22. Underwater sound velocity profile.

So somewhere under all oceans there is a layer at which sound velocity is low, sandwiched between regions in which it is higher. By refraction, sound waves from both above and below are diverted towards the region of minimum sound velocity, and are trapped there. This is the deep sound channel, a thin spherical shell extending through the world’s oceans.

Since sound waves in the deep sound channel can move only horizontally, their intensity falls in proportion only to the distance they travel, rather than to the square of the distance, as they would in air or in water at a single temperature (in other words, they spread out in circles, not spheres). Sound absorption in the deep sound channel is very low (it is strongly frequency dependent, but around 0.2 dB per km for 4 kHz waves), and sound waves in the deep channel can readily circumnavigate the Earth.
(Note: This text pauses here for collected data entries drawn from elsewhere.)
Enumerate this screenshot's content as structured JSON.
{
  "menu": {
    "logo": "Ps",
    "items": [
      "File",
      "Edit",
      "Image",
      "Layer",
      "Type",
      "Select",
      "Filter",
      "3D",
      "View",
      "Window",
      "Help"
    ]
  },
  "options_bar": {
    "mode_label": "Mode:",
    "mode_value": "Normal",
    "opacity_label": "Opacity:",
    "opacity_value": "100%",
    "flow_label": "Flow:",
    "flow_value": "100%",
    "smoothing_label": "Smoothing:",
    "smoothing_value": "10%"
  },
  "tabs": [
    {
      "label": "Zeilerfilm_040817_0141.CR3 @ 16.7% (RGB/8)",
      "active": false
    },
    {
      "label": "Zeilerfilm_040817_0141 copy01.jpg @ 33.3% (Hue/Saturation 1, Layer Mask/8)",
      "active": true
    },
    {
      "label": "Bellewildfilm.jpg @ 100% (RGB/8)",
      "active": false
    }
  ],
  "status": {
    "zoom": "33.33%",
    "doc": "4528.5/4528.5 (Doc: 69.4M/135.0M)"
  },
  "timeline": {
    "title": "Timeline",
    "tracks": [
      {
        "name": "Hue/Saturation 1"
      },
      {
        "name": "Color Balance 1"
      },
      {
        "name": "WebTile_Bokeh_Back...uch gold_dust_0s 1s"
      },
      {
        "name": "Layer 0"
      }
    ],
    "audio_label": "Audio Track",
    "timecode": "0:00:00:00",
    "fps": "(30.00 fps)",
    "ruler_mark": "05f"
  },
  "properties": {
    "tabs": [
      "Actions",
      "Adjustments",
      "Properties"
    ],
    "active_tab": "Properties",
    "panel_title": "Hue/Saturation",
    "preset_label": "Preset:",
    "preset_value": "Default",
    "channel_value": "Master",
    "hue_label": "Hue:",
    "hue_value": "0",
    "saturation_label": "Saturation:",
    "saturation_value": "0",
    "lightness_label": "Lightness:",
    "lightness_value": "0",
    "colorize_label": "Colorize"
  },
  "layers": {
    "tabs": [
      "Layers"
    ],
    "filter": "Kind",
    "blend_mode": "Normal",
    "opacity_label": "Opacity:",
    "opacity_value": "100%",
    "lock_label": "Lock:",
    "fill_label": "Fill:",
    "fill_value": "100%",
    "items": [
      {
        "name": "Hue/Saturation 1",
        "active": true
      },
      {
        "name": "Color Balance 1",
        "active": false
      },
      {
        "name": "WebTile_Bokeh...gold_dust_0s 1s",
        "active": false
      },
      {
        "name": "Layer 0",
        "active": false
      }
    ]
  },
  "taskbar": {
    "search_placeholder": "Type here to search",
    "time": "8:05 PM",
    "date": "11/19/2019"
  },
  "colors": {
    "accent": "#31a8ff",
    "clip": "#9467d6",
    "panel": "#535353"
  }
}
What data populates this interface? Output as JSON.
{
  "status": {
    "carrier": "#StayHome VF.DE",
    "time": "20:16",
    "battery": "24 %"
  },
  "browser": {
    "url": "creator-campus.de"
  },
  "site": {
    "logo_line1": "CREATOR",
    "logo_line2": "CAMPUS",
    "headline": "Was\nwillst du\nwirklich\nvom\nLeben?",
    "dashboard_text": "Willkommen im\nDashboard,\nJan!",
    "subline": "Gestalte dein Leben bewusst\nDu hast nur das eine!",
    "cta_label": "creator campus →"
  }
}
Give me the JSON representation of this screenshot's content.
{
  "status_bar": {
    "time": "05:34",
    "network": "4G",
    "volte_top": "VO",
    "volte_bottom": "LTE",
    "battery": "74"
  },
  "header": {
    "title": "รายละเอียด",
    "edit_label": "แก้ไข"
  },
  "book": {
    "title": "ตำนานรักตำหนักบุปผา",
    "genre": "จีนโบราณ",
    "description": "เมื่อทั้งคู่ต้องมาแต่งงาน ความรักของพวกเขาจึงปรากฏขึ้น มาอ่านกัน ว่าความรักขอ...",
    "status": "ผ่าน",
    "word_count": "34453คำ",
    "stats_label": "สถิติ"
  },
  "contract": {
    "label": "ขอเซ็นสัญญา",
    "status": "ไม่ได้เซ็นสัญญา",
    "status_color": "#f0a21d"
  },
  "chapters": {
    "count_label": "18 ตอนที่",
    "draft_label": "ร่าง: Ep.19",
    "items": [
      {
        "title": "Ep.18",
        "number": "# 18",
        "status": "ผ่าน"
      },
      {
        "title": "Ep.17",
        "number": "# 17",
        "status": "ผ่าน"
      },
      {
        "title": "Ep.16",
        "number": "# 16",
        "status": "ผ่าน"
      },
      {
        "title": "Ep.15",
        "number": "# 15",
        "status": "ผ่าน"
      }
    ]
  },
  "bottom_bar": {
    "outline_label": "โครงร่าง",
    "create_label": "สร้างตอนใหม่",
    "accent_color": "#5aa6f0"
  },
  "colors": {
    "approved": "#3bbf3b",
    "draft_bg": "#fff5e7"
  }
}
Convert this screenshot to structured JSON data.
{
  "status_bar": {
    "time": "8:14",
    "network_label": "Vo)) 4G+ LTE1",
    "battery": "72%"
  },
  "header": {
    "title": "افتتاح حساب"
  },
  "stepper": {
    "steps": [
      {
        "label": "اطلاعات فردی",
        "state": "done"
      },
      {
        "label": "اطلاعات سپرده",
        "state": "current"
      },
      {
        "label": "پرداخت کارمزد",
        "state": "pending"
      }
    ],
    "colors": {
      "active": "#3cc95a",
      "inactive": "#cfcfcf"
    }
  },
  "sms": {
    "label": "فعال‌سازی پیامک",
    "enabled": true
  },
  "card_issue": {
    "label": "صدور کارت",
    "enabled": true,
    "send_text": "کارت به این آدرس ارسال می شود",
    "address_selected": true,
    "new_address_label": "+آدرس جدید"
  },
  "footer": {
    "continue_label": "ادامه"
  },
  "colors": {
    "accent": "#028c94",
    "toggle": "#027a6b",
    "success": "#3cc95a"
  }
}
The deep sound channel was exploited to set up the SOFAR (sound fixing and ranging) system, which was initiated in 1960 by the Australia-Bermuda Sound Transmission Experiment, in which explosions were set offl near Heard Island in the Indian Ocean offl the coast of Australia. They were detected in Bermuda, at a distance of 20,000 km. A new, unexpected sound was discovered by the SOFAR researchers, and later identified as the calls of fin whales (Balaenoptera physalus), who long ago discovered the existence and properties of the deep sound channel and regularly visit it to signal their distant kin.

SOFAR opened the door to the ATOC (Acoustical Thermometry of Ocean Climate) system, which calculates global sea temperatures by measuring average sound velocity over large ranges, thus helping to quantify climate changes.

Changing weather causes changing sea conditions, which lead to a range of temporary acoustic states of the ocean, including shadow zones from which most sound is excluded, and temporary sound channels, which allow long-distance propagation. Sounds which travel down the latter, like those which travel around the deep sound layer, are highly distorted en route, due to the many changes of velocity on their journeys (due in turn to variations in temperature and salinity). In the 1990s, various strange sounds of unknown origin (the Bloop is perhaps the best known) led to a range of imaginative interpretations, including some literally monstrous ones. However, the most likely source is the greatly modified sounds of distant icebergs calving.

Earth sounds

Sound waves travel readily in solids (see Box 12), as do pressure waves of other kinds. But not all seismic waves are sound waves. P(for primary) waves are longitudinal: they are sequences of compressions and rarefactions whose velocity is determined by the density and elasticity of the ground, and therefore are sound waves.

However, S (secondary) waves, being transverse, are not sound waves. Both P and S waves are body waves—they travel through the Earth, and their refraction by the layers underground provide us with information about our planet’s structure. There are also a variety of surface seismic waves, but none are sound waves.

Many large animals make and hear low-frequency sounds. The sounds make by African elephants are low simply because their vocal cords are so large and hence relatively slow-moving—so much so that some of their calls are infrasonic. This is of considerable advantage to them since infrasound travels far with little attenuation (in air, very roughly, a 10 Hz signal travels one hundred times further than a 100 Hz one, and 10,000 times further than one at 1,000 Hz).

Underground, attenuation is highly variable, but usually much lower than in air: female elephants use infrasounds to attract males (over 3 km away by air or over 10 km underground) and to contact their young. Elephants also use infrasound to detect thunderstorms (a useful water source) over 500 km away. In 2004, Sri Lankan elephants ffed the coast, probably because they detected the infrasounds of the oncoming tsunami. Elephants generate their signals either by making rumbling sounds or by stamping their feet, which also detect ground-borne sound using vibration receptors called Pacinian corpuscles.